Local News
Whitfield County elementary school students getting new report cards
Third-graders in all 13 Whitfield County elementary schools will come home this coming school year with detailed report cards with grades on a scale of 1 to 4 rather than the use of percentages.
The old report cards provided an overall numerical average for each subject, but the new report cards will break down the students’ latest achievements in several different categories to show how well they’ve mastered specific concepts. Math, for example, is broken down into 14 areas including addition/subtraction, division, geometric figures and data analysis.
School improvement coordinator Dee Goodwin said the new system is a response to the Georgia Performance Standards, the state curriculum that has been revamped for the past several years to focus more on what educators call “performance-based learning.” Such learning relies on activities that require a demonstration of knowledge — creating a video about Julius Caesar’s life, for example — while traditional methods focus more heavily on memorization — answering multiple-choice questions about Caesar’s life.
“These (new) concepts did not mesh with the traditional report card, and it was no longer a good fit for how we wanted to report the progress students were making,” Goodwin said.
New Hope and Beaverdale elementary schools were chosen to pilot school-wide projects using standards-based reporting for the 2006-2007 school year, and the process began in kindergarten system-wide.
The following year, it was rolled up to first grade, then second grade.

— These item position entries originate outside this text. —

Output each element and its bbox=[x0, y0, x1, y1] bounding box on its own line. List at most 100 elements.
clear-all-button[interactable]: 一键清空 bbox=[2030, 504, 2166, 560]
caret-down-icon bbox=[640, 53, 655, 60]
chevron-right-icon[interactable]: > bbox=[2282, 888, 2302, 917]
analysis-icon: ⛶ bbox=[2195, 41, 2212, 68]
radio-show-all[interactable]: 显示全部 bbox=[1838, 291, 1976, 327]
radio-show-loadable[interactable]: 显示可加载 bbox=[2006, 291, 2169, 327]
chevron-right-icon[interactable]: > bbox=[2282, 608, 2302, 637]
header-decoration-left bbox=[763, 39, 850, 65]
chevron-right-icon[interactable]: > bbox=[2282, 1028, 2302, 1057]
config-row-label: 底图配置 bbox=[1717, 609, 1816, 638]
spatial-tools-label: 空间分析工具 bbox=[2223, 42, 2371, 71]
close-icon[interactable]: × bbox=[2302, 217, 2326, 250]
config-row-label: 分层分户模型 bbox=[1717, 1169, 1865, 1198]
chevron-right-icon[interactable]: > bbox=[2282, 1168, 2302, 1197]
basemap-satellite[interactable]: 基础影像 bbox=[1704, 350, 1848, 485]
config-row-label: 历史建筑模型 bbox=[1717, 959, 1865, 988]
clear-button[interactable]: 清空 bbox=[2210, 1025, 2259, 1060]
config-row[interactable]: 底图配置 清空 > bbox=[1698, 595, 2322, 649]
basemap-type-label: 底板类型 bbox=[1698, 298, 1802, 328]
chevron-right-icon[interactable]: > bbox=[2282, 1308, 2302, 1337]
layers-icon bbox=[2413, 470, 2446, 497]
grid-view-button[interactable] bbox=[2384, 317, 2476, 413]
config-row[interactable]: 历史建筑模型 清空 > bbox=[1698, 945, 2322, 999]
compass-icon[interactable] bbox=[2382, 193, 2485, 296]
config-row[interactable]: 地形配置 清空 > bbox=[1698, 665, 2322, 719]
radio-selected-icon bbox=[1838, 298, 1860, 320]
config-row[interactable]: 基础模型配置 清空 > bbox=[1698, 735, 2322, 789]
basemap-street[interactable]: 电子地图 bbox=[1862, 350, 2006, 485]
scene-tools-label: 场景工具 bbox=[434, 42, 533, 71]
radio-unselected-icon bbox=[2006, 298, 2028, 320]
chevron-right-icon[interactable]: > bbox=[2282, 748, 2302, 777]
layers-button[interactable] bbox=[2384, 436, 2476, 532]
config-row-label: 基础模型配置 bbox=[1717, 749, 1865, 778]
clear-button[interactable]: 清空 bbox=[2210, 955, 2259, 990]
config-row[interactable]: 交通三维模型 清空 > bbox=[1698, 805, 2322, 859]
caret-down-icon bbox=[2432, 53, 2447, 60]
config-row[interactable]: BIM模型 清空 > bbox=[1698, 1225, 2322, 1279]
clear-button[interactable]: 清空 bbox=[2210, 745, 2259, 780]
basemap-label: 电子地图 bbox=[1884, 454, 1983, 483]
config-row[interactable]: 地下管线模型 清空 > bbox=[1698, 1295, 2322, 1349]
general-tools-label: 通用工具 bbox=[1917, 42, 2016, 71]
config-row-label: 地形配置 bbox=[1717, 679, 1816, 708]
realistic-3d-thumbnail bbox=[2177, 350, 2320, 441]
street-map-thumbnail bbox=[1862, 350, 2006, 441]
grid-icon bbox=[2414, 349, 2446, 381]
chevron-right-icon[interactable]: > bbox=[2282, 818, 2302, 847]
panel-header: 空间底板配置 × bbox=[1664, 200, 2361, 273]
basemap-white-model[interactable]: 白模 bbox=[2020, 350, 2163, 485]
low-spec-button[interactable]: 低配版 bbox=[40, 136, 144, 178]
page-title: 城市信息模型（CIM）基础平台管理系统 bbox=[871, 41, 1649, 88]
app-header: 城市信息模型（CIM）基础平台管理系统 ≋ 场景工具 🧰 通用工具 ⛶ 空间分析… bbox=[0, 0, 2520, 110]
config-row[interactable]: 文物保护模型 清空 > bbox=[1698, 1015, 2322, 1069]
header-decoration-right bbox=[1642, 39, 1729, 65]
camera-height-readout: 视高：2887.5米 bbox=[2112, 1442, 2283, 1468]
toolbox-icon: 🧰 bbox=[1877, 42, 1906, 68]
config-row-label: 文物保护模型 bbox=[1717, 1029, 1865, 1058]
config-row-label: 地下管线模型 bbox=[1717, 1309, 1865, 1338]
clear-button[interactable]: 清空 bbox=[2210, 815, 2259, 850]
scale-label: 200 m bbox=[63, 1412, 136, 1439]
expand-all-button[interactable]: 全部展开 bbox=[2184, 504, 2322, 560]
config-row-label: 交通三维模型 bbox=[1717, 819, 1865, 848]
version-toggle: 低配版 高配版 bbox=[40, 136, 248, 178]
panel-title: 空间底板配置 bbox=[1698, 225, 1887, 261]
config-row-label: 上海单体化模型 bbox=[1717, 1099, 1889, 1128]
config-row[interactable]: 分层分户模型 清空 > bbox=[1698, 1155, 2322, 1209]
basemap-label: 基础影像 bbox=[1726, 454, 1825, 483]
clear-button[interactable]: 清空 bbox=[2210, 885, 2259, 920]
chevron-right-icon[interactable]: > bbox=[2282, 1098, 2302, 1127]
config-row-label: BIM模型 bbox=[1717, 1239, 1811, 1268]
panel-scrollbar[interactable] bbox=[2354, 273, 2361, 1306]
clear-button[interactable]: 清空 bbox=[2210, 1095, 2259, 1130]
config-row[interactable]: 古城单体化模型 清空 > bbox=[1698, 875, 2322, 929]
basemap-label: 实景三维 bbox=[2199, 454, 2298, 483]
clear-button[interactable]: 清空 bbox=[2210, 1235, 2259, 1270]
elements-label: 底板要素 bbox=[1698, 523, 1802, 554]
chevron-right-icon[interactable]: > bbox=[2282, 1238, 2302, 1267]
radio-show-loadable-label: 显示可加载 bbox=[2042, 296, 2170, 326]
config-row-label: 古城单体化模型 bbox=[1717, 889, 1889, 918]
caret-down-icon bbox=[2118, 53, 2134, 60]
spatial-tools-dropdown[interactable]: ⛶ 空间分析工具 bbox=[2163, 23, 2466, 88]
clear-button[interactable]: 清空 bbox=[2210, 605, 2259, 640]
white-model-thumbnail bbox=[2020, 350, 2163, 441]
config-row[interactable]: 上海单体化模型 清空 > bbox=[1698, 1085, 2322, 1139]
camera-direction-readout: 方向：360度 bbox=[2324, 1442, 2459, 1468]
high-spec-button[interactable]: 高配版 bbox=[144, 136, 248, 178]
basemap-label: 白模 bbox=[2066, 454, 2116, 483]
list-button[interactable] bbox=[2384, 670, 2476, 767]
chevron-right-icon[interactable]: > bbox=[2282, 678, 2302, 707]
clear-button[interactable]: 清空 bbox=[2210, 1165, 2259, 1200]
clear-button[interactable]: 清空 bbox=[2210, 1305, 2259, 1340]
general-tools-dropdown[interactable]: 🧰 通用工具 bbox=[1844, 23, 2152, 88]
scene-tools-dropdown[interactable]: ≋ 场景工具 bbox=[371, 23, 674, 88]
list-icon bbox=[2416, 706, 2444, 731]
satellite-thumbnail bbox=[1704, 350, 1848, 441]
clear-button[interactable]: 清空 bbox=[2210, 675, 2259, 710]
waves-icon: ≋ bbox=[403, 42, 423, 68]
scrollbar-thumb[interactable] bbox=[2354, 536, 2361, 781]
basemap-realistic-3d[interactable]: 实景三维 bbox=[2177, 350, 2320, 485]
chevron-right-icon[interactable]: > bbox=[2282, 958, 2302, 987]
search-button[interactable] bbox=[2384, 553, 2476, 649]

This fall, it will be used in every elementary school in kindergarten through third grade.
“Standards-based report cards give much more specific information as to how a student is performing in a particular area,” Goodwin said.
The report cards show how students are performing at the end of the grading period.
“In traditional grading, several grades over the course of the grading period are averaged together, so it is difficult for a parent to really know whether or not their child made progress over time,” Goodwin said. “With standards-based reporting, the teacher looks at patterns of progress over the entire grading period, and the grade reflects whether or not the learning has been mastered at the end of the grading period.”
Goodwin said teachers tell her the new cards are more time-consuming to fill out, but they also help them better pinpoint areas in which individual students need help.
School system spokesman Eric Beavers said officials will review the report cards at the end of the school year to decide whether to implement the system in fourth grade or higher.
“The Georgia Department of Education requires schools to establish 70 as the minimum passing score in grades four and up,” Beavers said. “The state board granted a waiver allowing Whitfield County Schools to use standards-based report cards up to fifth grade. Next year, all elementary schools will be using standards-based report cards in kindergarten through third grade. At the end of the year, school and district leaders will review the report cards and see what to do next.”
Beavers said parents learn about the system through open house nights, newsletters, parent conferences and other schools. Parents will have a good idea of whether their child has passing grades by looking at the report card, he said. A committee made up of the student’s teachers, parents and sometimes other administrators determines whether the child advances to the next grade.
State education department spokesman Dana Tofig said several school districts in Georgia, including Spalding and Jackson counties, have received permission to use standards-based report cards. Kindergarten uses the system statewide.
“Districts are generally using it so they can move away from the letter and number grade to move to something on how students are mastering specific standards,” Tofig said.